I have to agree......they look pretty darn nice! The tiger CRS-red striping looks sweet!


----------



## A Hill (Jul 25, 2005)

oblongshrimp said:


> http://www.gerdvoss.de/Wirbellose/Tigergarnele_rot/tigergarnele_rot.html
> 
> The first pic is suppose to be a red tiger shrimp and the last 2 are a hybrid tiger/crs.
> 
> I saw this link on shrimpnow.


Nice link, I hadn't seen those pictures!



sandiegoryu said:


> Wow that's not too bad looking at all. Wow I'm gonna so interbreed mine.



Please don't. First off the chances are extremely low.

The first picture is not a cross as well, thats why it looks more like a tiger, there are several variations of tiger shrimp colors that are actually quiet old and hard to find. 

-Andrew


----------



## oblongshrimp (Jul 26, 2006)

yes I was told the first pic is a red tiger....not a crossbreed.


----------



## sandiegoryu (Feb 15, 2006)

Fish Newb said:


> Please don't. First off the chances are extremely low.
> 
> -Andrew


Why should I not do so? I'm not going to sell any without telling them that they are not a cross. I'm not even sure that they are still fertile. Chance ARE extremely low but I will still take that chance.
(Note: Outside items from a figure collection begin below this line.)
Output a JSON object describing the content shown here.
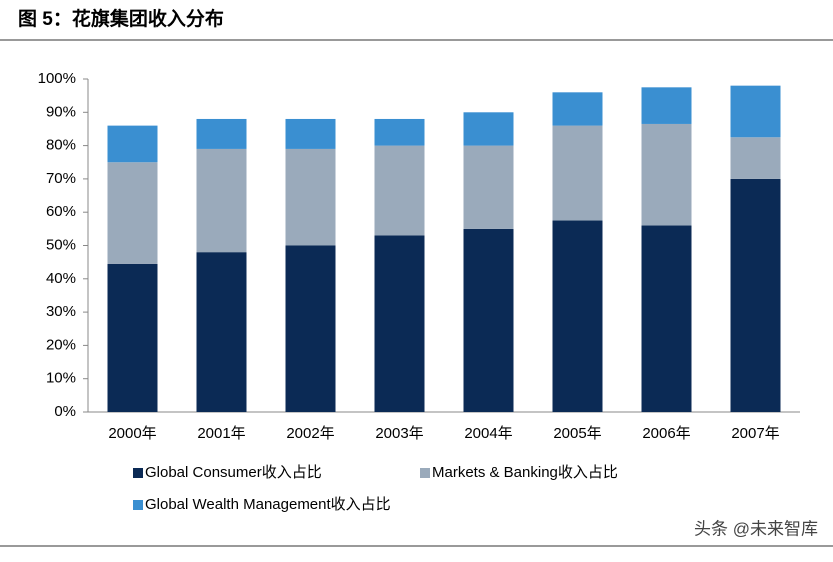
{
  "chart_data": {
    "type": "stacked_bar",
    "title": "图 5：花旗集团收入分布",
    "categories": [
      "2000年",
      "2001年",
      "2002年",
      "2003年",
      "2004年",
      "2005年",
      "2006年",
      "2007年"
    ],
    "series": [
      {
        "name": "Global Consumer收入占比",
        "color": "#0b2a55",
        "values": [
          44.5,
          48,
          50,
          53,
          55,
          57.5,
          56,
          70
        ]
      },
      {
        "name": "Markets & Banking收入占比",
        "color": "#9aaabb",
        "values": [
          30.5,
          31,
          29,
          27,
          25,
          28.5,
          30.5,
          12.5
        ]
      },
      {
        "name": "Global Wealth Management收入占比",
        "color": "#3a8fd1",
        "values": [
          11,
          9,
          9,
          8,
          10,
          10,
          11,
          15.5
        ]
      }
    ],
    "ylim": [
      0,
      100
    ],
    "yticks": [
      {
        "value": 0,
        "label": "0%"
      },
      {
        "value": 10,
        "label": "10%"
      },
      {
        "value": 20,
        "label": "20%"
      },
      {
        "value": 30,
        "label": "30%"
      },
      {
        "value": 40,
        "label": "40%"
      },
      {
        "value": 50,
        "label": "50%"
      },
      {
        "value": 60,
        "label": "60%"
      },
      {
        "value": 70,
        "label": "70%"
      },
      {
        "value": 80,
        "label": "80%"
      },
      {
        "value": 90,
        "label": "90%"
      },
      {
        "value": 100,
        "label": "100%"
      }
    ],
    "legend": "bottom"
  },
  "watermark": "头条 @未来智库"
}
I'm not an idiot who will start distributing these are red tigers for the masses or start dumping them out in my nearest local stream.
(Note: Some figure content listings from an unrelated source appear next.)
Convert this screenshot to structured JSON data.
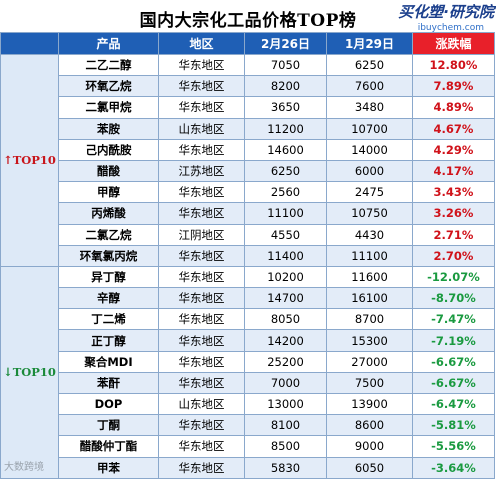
{
  "title": "国内大宗化工品价格TOP榜",
  "logo": {
    "main": "买化塑·研究院",
    "sub": "ibuychem.com"
  },
  "header": {
    "product": "产品",
    "region": "地区",
    "date1": "2月26日",
    "date2": "1月29日",
    "change": "涨跌幅"
  },
  "groups": {
    "top": "TOP10",
    "bottom": "TOP10"
  },
  "arrows": {
    "up": "↑",
    "down": "↓"
  },
  "colors": {
    "header_blue": "#1f5fb5",
    "change_header_red": "#e8202a",
    "up_red": "#d0121a",
    "down_green": "#1a9a40"
  },
  "rows": [
    {
      "product": "二乙二醇",
      "region": "华东地区",
      "feb26": "7050",
      "jan29": "6250",
      "change": "12.80%"
    },
    {
      "product": "环氧乙烷",
      "region": "华东地区",
      "feb26": "8200",
      "jan29": "7600",
      "change": "7.89%"
    },
    {
      "product": "二氯甲烷",
      "region": "华东地区",
      "feb26": "3650",
      "jan29": "3480",
      "change": "4.89%"
    },
    {
      "product": "苯胺",
      "region": "山东地区",
      "feb26": "11200",
      "jan29": "10700",
      "change": "4.67%"
    },
    {
      "product": "己内酰胺",
      "region": "华东地区",
      "feb26": "14600",
      "jan29": "14000",
      "change": "4.29%"
    },
    {
      "product": "醋酸",
      "region": "江苏地区",
      "feb26": "6250",
      "jan29": "6000",
      "change": "4.17%"
    },
    {
      "product": "甲醇",
      "region": "华东地区",
      "feb26": "2560",
      "jan29": "2475",
      "change": "3.43%"
    },
    {
      "product": "丙烯酸",
      "region": "华东地区",
      "feb26": "11100",
      "jan29": "10750",
      "change": "3.26%"
    },
    {
      "product": "二氯乙烷",
      "region": "江阴地区",
      "feb26": "4550",
      "jan29": "4430",
      "change": "2.71%"
    },
    {
      "product": "环氧氯丙烷",
      "region": "华东地区",
      "feb26": "11400",
      "jan29": "11100",
      "change": "2.70%"
    },
    {
      "product": "异丁醇",
      "region": "华东地区",
      "feb26": "10200",
      "jan29": "11600",
      "change": "-12.07%"
    },
    {
      "product": "辛醇",
      "region": "华东地区",
      "feb26": "14700",
      "jan29": "16100",
      "change": "-8.70%"
    },
    {
      "product": "丁二烯",
      "region": "华东地区",
      "feb26": "8050",
      "jan29": "8700",
      "change": "-7.47%"
    },
    {
      "product": "正丁醇",
      "region": "华东地区",
      "feb26": "14200",
      "jan29": "15300",
      "change": "-7.19%"
    },
    {
      "product": "聚合MDI",
      "region": "华东地区",
      "feb26": "25200",
      "jan29": "27000",
      "change": "-6.67%"
    },
    {
      "product": "苯酐",
      "region": "华东地区",
      "feb26": "7000",
      "jan29": "7500",
      "change": "-6.67%"
    },
    {
      "product": "DOP",
      "region": "山东地区",
      "feb26": "13000",
      "jan29": "13900",
      "change": "-6.47%"
    },
    {
      "product": "丁酮",
      "region": "华东地区",
      "feb26": "8100",
      "jan29": "8600",
      "change": "-5.81%"
    },
    {
      "product": "醋酸仲丁酯",
      "region": "华东地区",
      "feb26": "8500",
      "jan29": "9000",
      "change": "-5.56%"
    },
    {
      "product": "甲苯",
      "region": "华东地区",
      "feb26": "5830",
      "jan29": "6050",
      "change": "-3.64%"
    }
  ],
  "watermark": "大数跨境"
}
Why else should I not do this?


----------



## aelysa (Oct 20, 2006)

I second that. I think they look great, why not crossbreed if it's for your own enjoyment?


----------



## Unchin (Oct 28, 2003)

So what do you guys think? Are theses hybrids or just really low grade?


----------



## mr.sandman (Nov 7, 2006)

That's a low grade CRS. I have a few looks just like that.


----------



## wood (Nov 15, 2006)

Unchin said:


> So what do you guys think? Are theses hybrids or just really low grade?


low grades...


----------



## frozenbarb (Dec 16, 2006)

But the in the last picture looks like A grade


----------



## Unchin (Oct 28, 2003)

I see. Thanks that's good news. I was hoping not to have any crossbreeds.


----------